Partners, he thought, recalling his father's cynical voice. All partnerships fail in the end, just like marriages. The only life after death any human being will ever know is staying in a marriage or a partnership after it's over. And that's not life-it's living death. Rusk hated most things about his father, but one thing he could not deny: the man had been right about most things in life. Rusk moved his cursor into a blank box and typed 3.141592653-pi to the ninth decimal place. As a boy, he'd memorized pi to the fortieth decimal place to impress his father. Immediately after his proud dinner recitation, dear old Dad had told him about an Indian boy who'd memorized pi to the six-hundredth place. Typical paternal response in the Rusk home. Nothing was ever good enough for Andrew Jackson Rusk Sr.
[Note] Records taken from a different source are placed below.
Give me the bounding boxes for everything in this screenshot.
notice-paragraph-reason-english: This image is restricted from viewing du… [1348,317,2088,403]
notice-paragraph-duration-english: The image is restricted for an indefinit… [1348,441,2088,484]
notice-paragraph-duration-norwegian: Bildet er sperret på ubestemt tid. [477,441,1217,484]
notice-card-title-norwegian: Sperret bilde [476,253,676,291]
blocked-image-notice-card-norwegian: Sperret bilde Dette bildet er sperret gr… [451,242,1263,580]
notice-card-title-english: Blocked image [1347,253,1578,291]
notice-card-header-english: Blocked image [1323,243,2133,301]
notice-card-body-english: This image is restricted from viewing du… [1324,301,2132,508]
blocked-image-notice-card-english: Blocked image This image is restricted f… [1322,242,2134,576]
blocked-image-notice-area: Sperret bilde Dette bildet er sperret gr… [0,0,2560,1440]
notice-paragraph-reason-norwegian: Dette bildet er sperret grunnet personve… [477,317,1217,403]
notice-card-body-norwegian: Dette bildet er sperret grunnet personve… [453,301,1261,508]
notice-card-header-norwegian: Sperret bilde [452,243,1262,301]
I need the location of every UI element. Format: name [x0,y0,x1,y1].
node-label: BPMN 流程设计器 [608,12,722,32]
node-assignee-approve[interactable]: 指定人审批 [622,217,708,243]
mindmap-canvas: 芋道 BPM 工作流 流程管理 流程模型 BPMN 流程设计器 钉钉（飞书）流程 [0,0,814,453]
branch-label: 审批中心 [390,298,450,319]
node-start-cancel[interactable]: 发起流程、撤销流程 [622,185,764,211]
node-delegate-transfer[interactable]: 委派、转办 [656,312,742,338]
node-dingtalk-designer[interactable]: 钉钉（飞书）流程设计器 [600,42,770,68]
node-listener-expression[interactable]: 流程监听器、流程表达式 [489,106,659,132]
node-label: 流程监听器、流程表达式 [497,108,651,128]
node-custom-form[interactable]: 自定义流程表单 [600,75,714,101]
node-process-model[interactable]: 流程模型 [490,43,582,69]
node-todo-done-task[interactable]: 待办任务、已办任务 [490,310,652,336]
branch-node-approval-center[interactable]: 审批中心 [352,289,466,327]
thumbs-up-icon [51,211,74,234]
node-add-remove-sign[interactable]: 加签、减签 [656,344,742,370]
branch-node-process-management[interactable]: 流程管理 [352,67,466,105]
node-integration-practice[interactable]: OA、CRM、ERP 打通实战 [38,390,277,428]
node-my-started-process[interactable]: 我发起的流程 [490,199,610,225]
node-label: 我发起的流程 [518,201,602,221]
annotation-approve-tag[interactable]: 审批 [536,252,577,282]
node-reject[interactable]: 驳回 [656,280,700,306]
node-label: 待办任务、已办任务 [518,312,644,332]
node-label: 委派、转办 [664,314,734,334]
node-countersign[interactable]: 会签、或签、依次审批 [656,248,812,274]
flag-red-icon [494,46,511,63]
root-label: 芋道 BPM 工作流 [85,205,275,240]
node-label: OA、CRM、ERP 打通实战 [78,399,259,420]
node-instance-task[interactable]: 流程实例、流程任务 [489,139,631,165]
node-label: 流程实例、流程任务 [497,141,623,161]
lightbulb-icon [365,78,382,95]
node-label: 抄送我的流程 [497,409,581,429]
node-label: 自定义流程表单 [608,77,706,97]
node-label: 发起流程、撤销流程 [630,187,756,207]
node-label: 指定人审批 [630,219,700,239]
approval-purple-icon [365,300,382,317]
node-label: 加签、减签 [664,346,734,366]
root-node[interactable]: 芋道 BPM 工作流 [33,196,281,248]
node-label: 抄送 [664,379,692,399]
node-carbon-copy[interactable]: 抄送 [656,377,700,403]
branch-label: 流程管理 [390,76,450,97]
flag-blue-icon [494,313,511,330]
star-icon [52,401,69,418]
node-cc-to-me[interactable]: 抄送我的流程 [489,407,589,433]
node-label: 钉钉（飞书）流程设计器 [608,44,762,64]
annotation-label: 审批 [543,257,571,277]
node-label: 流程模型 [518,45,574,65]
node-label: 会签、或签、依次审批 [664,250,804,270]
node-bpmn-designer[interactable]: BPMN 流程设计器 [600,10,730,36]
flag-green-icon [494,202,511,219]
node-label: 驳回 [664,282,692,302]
Rusk retyped his password, then clicked CONFIRM. With this act, he armed a digital mechanism that might well become his sole means of survival during the next few weeks. He had no illusions about that. His partner would tolerate zero risk; he had made that clear at the outset. In fact, the man was so obsessive about security that he had not only created a code name-Glykon-for Andrew to use in their conversations, which were few (Rusk had googled Glykon, but all he'd discovered was a Greek snake god that had protected his believers in AD 160 by dispelling a plague cloud with a magical spell), Rusk's Glykon had rather absurdly insisted that Andrew think of him by the code name on any occasion where thought about their business was required. "Security is based on rigorous habits," Glykon insisted, and the funny thing was, he'd turned out to be right. They'd experienced five years of steady and staggering profits, without a hitch. But if Glykon perceived risk, Rusk knew, he would instantly move to eliminate it. And that meant only one thing: death.